“I would like to take a moment to thank you for writing the most useful program available for the iPad.” Tom applauded.
“I have here a detailed, itemized account of the many wrongdoings of the Penn State head coach” Tom said paternalistically.
“That’s it, mate…remove yourself and your belongings from this apartment straight away” said Nigel, flat out.
“I have some suggestions for actors who could portray the Iranian characters in this picture” said the director, casting aspersions.
“Ha, ha, ha! It appears the dynamite has failed to go off and the space station will be in range of our laser in T -2 minutes. Perhaps, Mr. Swift, you would care to reconsider my generous offer to join, what did you call it, our band of diabolical miscreants?”

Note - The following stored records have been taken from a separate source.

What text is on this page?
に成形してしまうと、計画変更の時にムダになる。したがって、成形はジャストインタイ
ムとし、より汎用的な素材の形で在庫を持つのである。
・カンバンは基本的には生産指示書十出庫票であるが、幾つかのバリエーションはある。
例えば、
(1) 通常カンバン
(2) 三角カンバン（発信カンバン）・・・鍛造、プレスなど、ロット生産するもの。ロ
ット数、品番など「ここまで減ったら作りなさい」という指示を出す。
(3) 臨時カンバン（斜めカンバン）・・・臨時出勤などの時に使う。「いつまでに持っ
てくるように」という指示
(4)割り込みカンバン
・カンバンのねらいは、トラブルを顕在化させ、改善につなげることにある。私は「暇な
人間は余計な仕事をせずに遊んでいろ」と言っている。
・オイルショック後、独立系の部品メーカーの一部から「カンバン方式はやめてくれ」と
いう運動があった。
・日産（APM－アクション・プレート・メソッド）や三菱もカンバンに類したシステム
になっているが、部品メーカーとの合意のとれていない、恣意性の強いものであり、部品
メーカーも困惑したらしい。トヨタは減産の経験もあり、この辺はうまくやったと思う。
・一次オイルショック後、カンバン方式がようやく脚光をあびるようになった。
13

“No, thank you.” Tom refused.
“I’m going to read ‘Dianatics’ to Old Mother Hubbard” said Tom L., ironically.
“There’s a planet where the sun sometimes rises in the west”, Tom mentioned mercurially.
“Gay men can sometimes become rock band lead singers”, Tom mentioned mercurially.
“Zeus needs this message sent to Hades,” said Tom, mercurially.
“That wig looks really stupid on you. Hand it over” said Tom, taking the fall.
“We need to come up with some commercials to increase Ethel’s popularity” said Desi, planning in advance.
“There were only five batters in the perfect game who did something other than fly out” said Tom, noting a Catch-22.
“Hamlet is one of the most overrated characters in all of literature” said Tom with disdain.
“Officer, I found this aging prostitute throwing up in a back alley” said Tom, giving him the old heave-ho.
“My mistress and I were still making love at 3 o’clock in the morning” said Tom scintillatingly.
“I’d like to take that back”, Tom said unduly.
“I regret to inform you that our oil and water business has gone bankrupt” said Tom, declaring insolvency.
“Allow me to explain this state’s inheritance laws” said Tom, a known reprobate.
“I never wear pants here in Hell. I want to let people see my butt and my tail”, said Lucifer, being a cheeky devil.
“Blimey! That ferret is emitting a foul stench” said Eliza obnoxiously.